Tuesday, September 1, 2009

I Want to be a Learner, Too

It is the first day of school in the Cleveland Heights School District. I spoke to a young 5th grader last night and was buoyed up by his quick, excited exclamations- "Tomorrow is my first day!! I have all my supplies ready!" And , "Gosh- this is the last year of high school for your son. Wow. He must have LOTS of supplies! Tell him he can't sleep until 10:00 any more!"


So much enthusiasm. So much happy anticipation. There will be flag raising ceremonies and cheerful, inviting teachers, to greet those youngsters...and course syllabi and statements of expectations for the older ones.


Jordan did at least six loads of laundry yesterday, to mark this occasion. We don't talk about it (I was just happy to see the floor of his room again!), but I expect that he didn't want to be caught without just the right thing to wear during the first week.


I was happy to drive through a few school zones and see faces in school bus windows, and to wave to other parents as I completed my drop-off routine. The new school year beginnings have been part of my life for about 40 of my 49 years- either as a student myself or as the mother of students. And the calling back to learning still stirs in me. It is more than habitual; it is a hunger.


I want to be a learner, too.


And today I realize that part of the frustration that I described in my last entry comes from the fact that I am not learning. I am in a place where I reorganize the same thoughts, facts and visions on paper over and over again. Nothing new is being created by me or inspired in me or delivered to me.


Today, Robert Kilo stopped into our offices. He is running for Mayor of Cleveland. He is a fascinating candidate, and as I watched him leave the building, I wished I could trail him all day...all week, and learn what makes him tick, then write a story about the man who has relentless energy for a campaign that he refers to as "teamwork" and a role that he labels "servant leader."

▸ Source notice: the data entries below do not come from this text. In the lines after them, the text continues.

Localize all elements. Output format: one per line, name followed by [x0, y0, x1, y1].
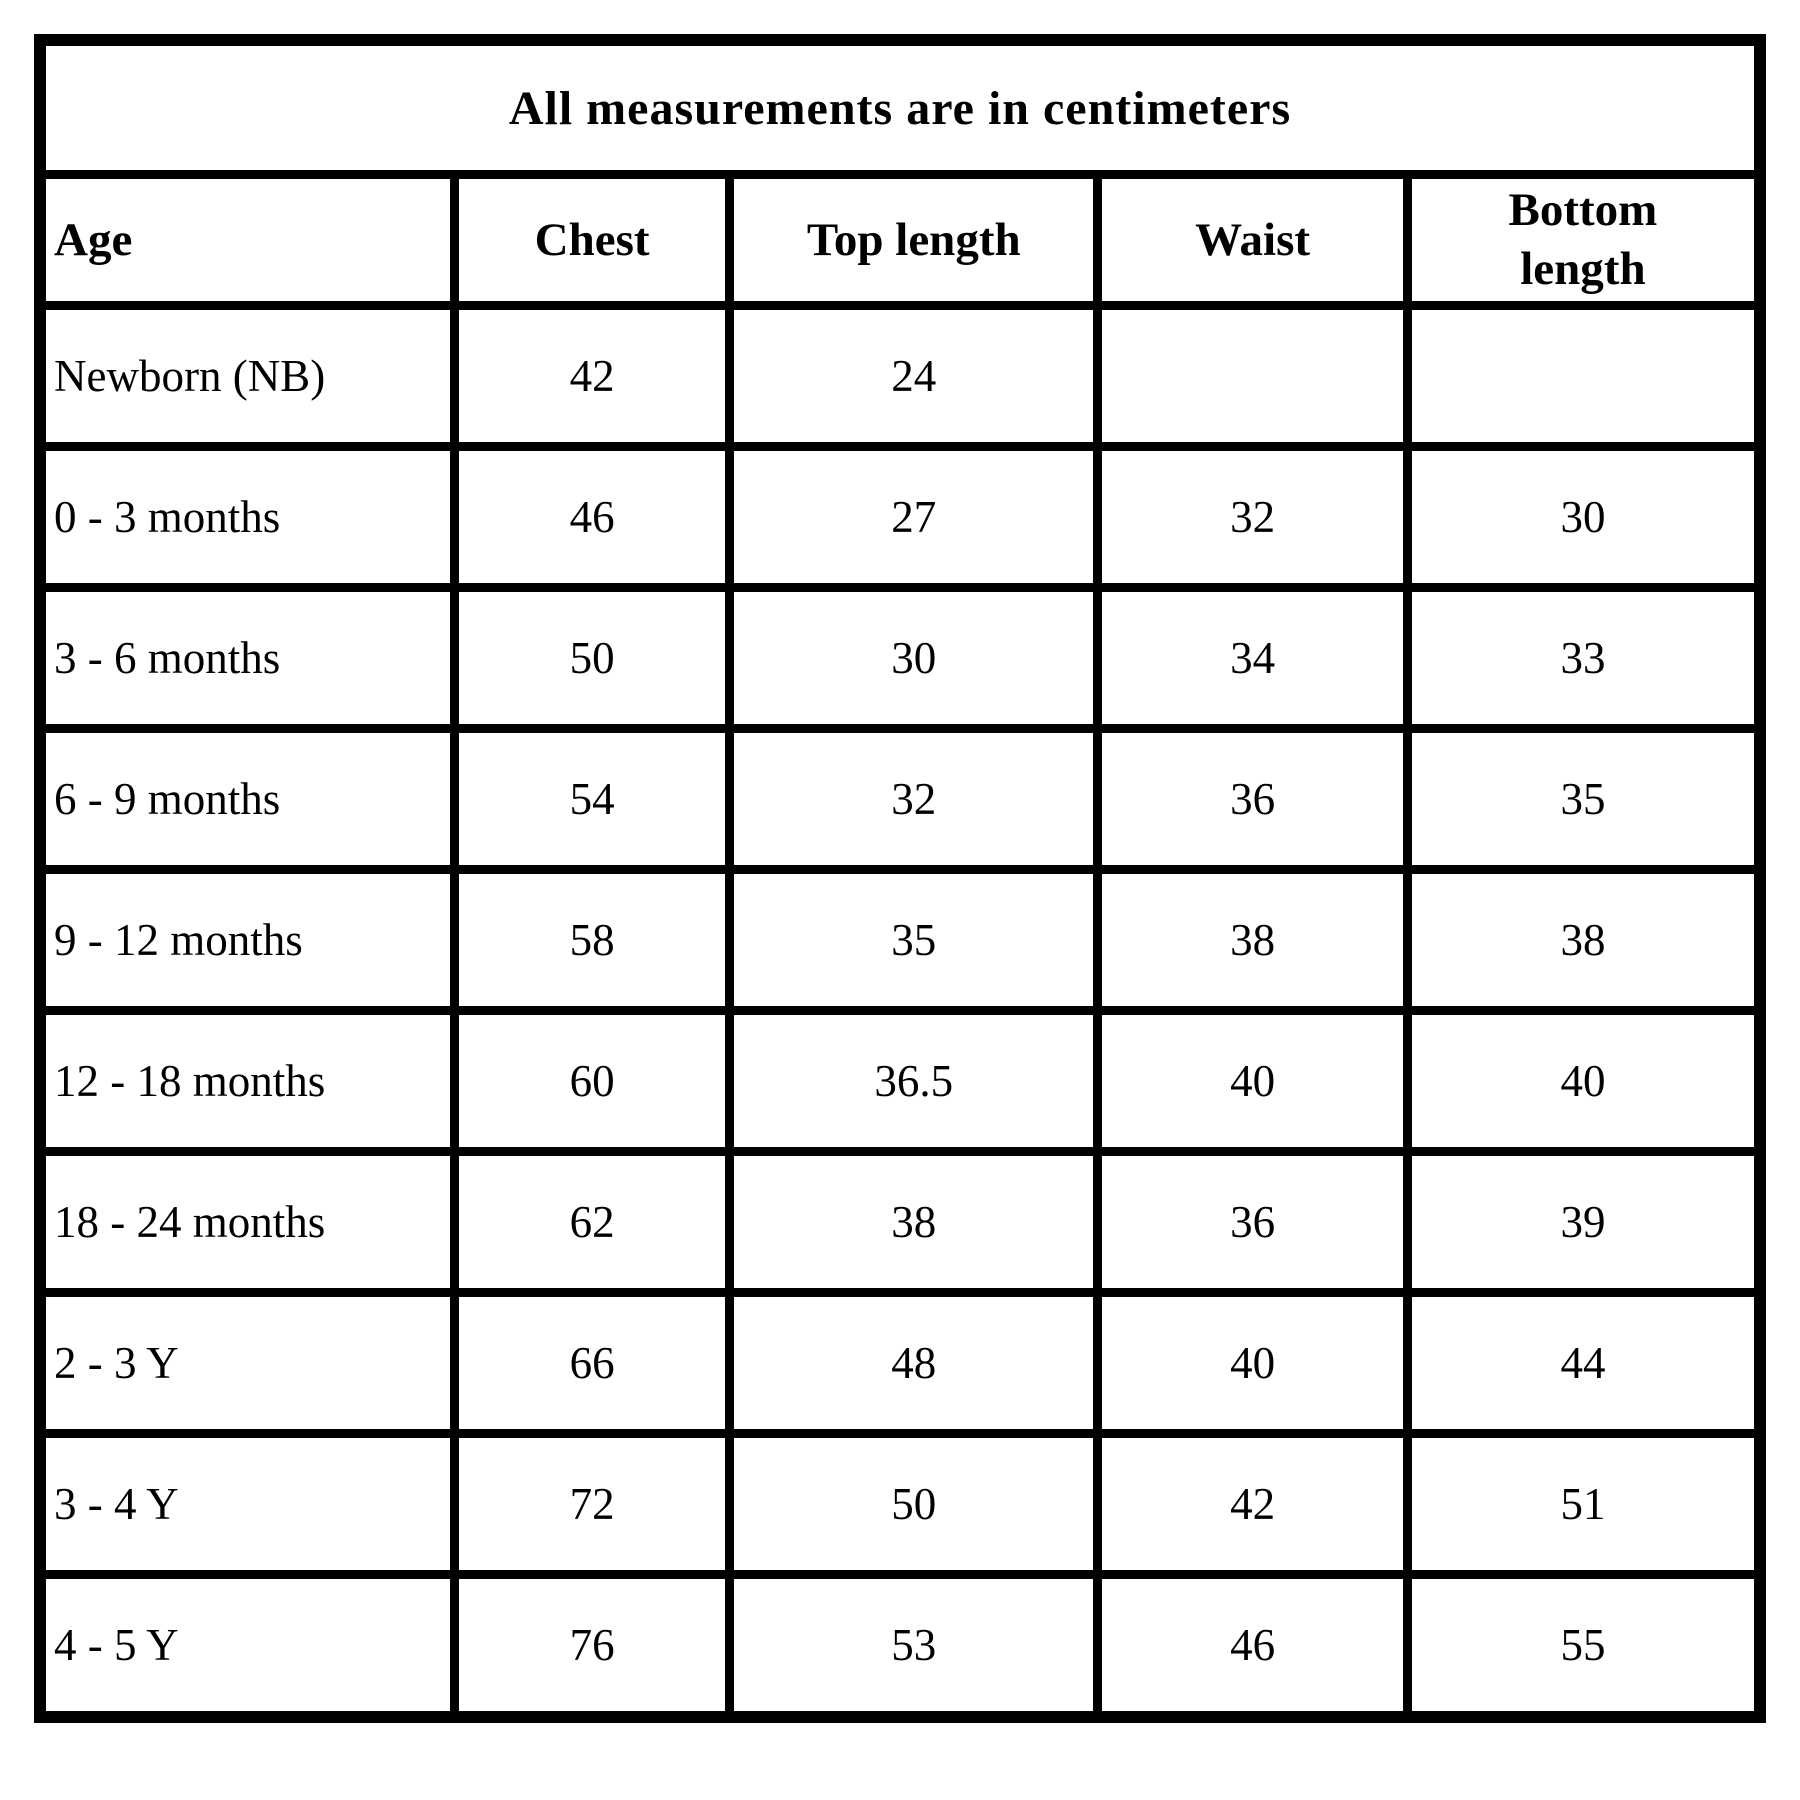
top-length-cell: 35: [725, 865, 1103, 1015]
top-length-cell: 27: [725, 442, 1103, 592]
bottom-length-cell: 40: [1402, 1006, 1765, 1156]
waist-cell: 38: [1093, 865, 1412, 1015]
bottom-length-cell: 44: [1402, 1288, 1765, 1438]
chest-cell: 54: [450, 724, 735, 874]
waist-cell: 32: [1093, 442, 1412, 592]
bottom-length-cell: 30: [1402, 442, 1765, 592]
age-cell: 3 - 6 months: [35, 583, 460, 733]
bottom-length-cell: 35: [1402, 724, 1765, 874]
age-cell: 0 - 3 months: [35, 442, 460, 592]
table-row: Newborn (NB) 42 24: [35, 301, 1765, 451]
column-header-bottom-length: Bottom length: [1402, 170, 1765, 310]
top-length-cell: 50: [725, 1429, 1103, 1579]
waist-cell: 42: [1093, 1429, 1412, 1579]
chest-cell: 46: [450, 442, 735, 592]
table-row: 18 - 24 months 62 38 36 39: [35, 1147, 1765, 1297]
age-cell: Newborn (NB): [35, 301, 460, 451]
age-cell: 3 - 4 Y: [35, 1429, 460, 1579]
waist-cell: [1093, 301, 1412, 451]
table-head: All measurements are in centimeters Age …: [35, 35, 1765, 310]
chest-cell: 58: [450, 865, 735, 1015]
chest-cell: 50: [450, 583, 735, 733]
table-row: 0 - 3 months 46 27 32 30: [35, 442, 1765, 592]
age-cell: 2 - 3 Y: [35, 1288, 460, 1438]
bottom-length-cell: 33: [1402, 583, 1765, 733]
waist-cell: 40: [1093, 1288, 1412, 1438]
top-length-cell: 24: [725, 301, 1103, 451]
bottom-length-cell: 55: [1402, 1570, 1765, 1722]
size-chart-table: All measurements are in centimeters Age …: [34, 34, 1766, 1723]
column-header-age: Age: [35, 170, 460, 310]
chest-cell: 62: [450, 1147, 735, 1297]
table-header-row: Age Chest Top length Waist Bottom length: [35, 170, 1765, 310]
column-header-chest: Chest: [450, 170, 735, 310]
chest-cell: 66: [450, 1288, 735, 1438]
top-length-cell: 30: [725, 583, 1103, 733]
table-row: 6 - 9 months 54 32 36 35: [35, 724, 1765, 874]
bottom-length-cell: 51: [1402, 1429, 1765, 1579]
top-length-cell: 36.5: [725, 1006, 1103, 1156]
bottom-length-cell: 39: [1402, 1147, 1765, 1297]
column-header-top-length: Top length: [725, 170, 1103, 310]
table-body: Newborn (NB) 42 24 0 - 3 months 46 27 32 30 3 - …: [35, 301, 1765, 1722]
table-row: 4 - 5 Y 76 53 46 55: [35, 1570, 1765, 1722]
top-length-cell: 53: [725, 1570, 1103, 1722]
table-title-row: All measurements are in centimeters: [35, 35, 1765, 179]
top-length-cell: 48: [725, 1288, 1103, 1438]
chest-cell: 60: [450, 1006, 735, 1156]
waist-cell: 46: [1093, 1570, 1412, 1722]
waist-cell: 34: [1093, 583, 1412, 733]
bottom-length-cell: [1402, 301, 1765, 451]
age-cell: 12 - 18 months: [35, 1006, 460, 1156]
bottom-length-cell: 38: [1402, 865, 1765, 1015]
table-row: 2 - 3 Y 66 48 40 44: [35, 1288, 1765, 1438]
waist-cell: 36: [1093, 1147, 1412, 1297]
table-row: 3 - 6 months 50 30 34 33: [35, 583, 1765, 733]
column-header-waist: Waist: [1093, 170, 1412, 310]
table-row: 9 - 12 months 58 35 38 38: [35, 865, 1765, 1015]
age-cell: 6 - 9 months: [35, 724, 460, 874]
waist-cell: 40: [1093, 1006, 1412, 1156]
top-length-cell: 38: [725, 1147, 1103, 1297]
waist-cell: 36: [1093, 724, 1412, 874]
chest-cell: 72: [450, 1429, 735, 1579]
age-cell: 4 - 5 Y: [35, 1570, 460, 1722]
age-cell: 9 - 12 months: [35, 865, 460, 1015]
chest-cell: 42: [450, 301, 735, 451]
top-length-cell: 32: [725, 724, 1103, 874]
chest-cell: 76: [450, 1570, 735, 1722]
table-row: 12 - 18 months 60 36.5 40 40: [35, 1006, 1765, 1156]
table-row: 3 - 4 Y 72 50 42 51: [35, 1429, 1765, 1579]
table-title: All measurements are in centimeters: [35, 35, 1765, 179]
age-cell: 18 - 24 months: [35, 1147, 460, 1297]
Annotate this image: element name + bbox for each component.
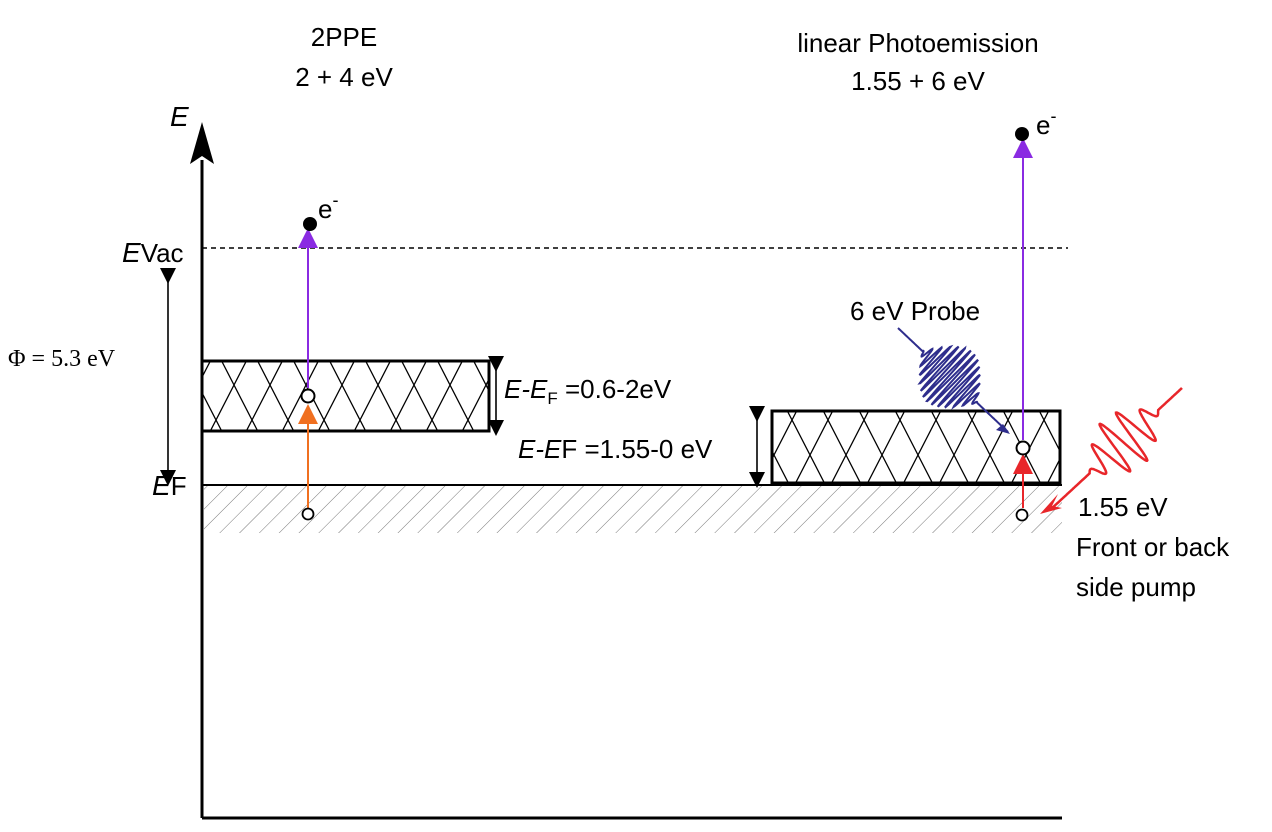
- left-band: [200, 359, 491, 433]
- pump-energy-label: 1.55 eV: [1078, 492, 1168, 522]
- left-panel-title: 2PPE: [311, 22, 378, 52]
- initial-state-hole-left: [301, 507, 315, 521]
- intermediate-state-right: [1015, 440, 1031, 456]
- probe-arrowhead-icon: [996, 424, 1010, 434]
- emitted-electron-left: [303, 217, 317, 231]
- work-function-label: Φ = 5.3 eV: [8, 346, 116, 372]
- electron-label-right: e-: [1036, 106, 1056, 140]
- energy-axis: [190, 122, 1062, 820]
- axis-arrowhead-icon: [190, 122, 214, 164]
- left-band-label: E-EF =0.6-2eV: [504, 374, 672, 408]
- electron-label-left: e-: [318, 190, 338, 224]
- left-panel-photon-energies: 2 + 4 eV: [295, 62, 393, 92]
- pump-description-line1: Front or back: [1076, 532, 1230, 562]
- emitted-electron-right: [1015, 127, 1029, 141]
- fermi-level-label: EF: [152, 470, 187, 501]
- pump-description-line2: side pump: [1076, 572, 1196, 602]
- right-panel-photon-energies: 1.55 + 6 eV: [851, 66, 985, 96]
- pump-arrowhead-icon: [1040, 494, 1062, 514]
- probe-label: 6 eV Probe: [850, 296, 980, 326]
- substrate-hatch: [204, 485, 1062, 533]
- right-band: [770, 409, 1062, 485]
- vacuum-level-label: EVac: [122, 237, 184, 268]
- pump-pulse-icon: [1049, 387, 1183, 511]
- right-panel-title: linear Photoemission: [797, 28, 1038, 58]
- probe-pulse-icon: [897, 327, 1009, 433]
- right-band-label: E-EF =1.55-0 eV: [518, 434, 713, 464]
- initial-state-hole-right: [1015, 508, 1029, 522]
- intermediate-state-left: [300, 388, 316, 404]
- energy-axis-label: E: [170, 101, 189, 132]
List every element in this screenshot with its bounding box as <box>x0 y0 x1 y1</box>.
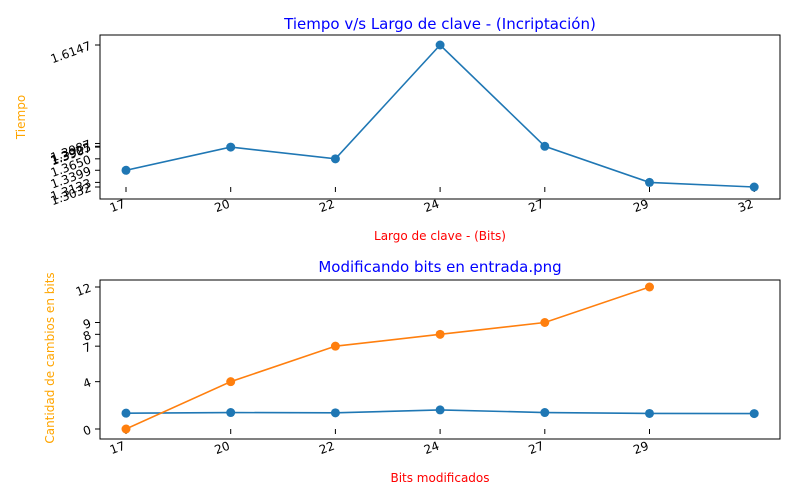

My boss came in from a meeting with a Plain Dealer reporter. The way he tells it, he is (kindly, and with integrity) manipulating the press...cleverly preparing them to print a big story when the time is just right. "I spent 40 minutes telling him things off the record; then 15 giving him an on the record story." As if he is the reporter's Deep Throat. I wanted to follow my boss all day...all week, and learn more about how he operates, then sit down and write the story of the man behind the movement to redefine education in Cleveland- the details of who he is and how he did it- through relentless pursuit and clear goals and an ability to stretch the truth, but not too far.


I am thinking of that 5th grade boy, who was apparently much more nervous about the first day this morning, than he had been last night. I want to follow him all day...all week, and write the story of adapting to a new school and new culture, from the child's point of view.


I want to be a learner, too. It is a hunger in me.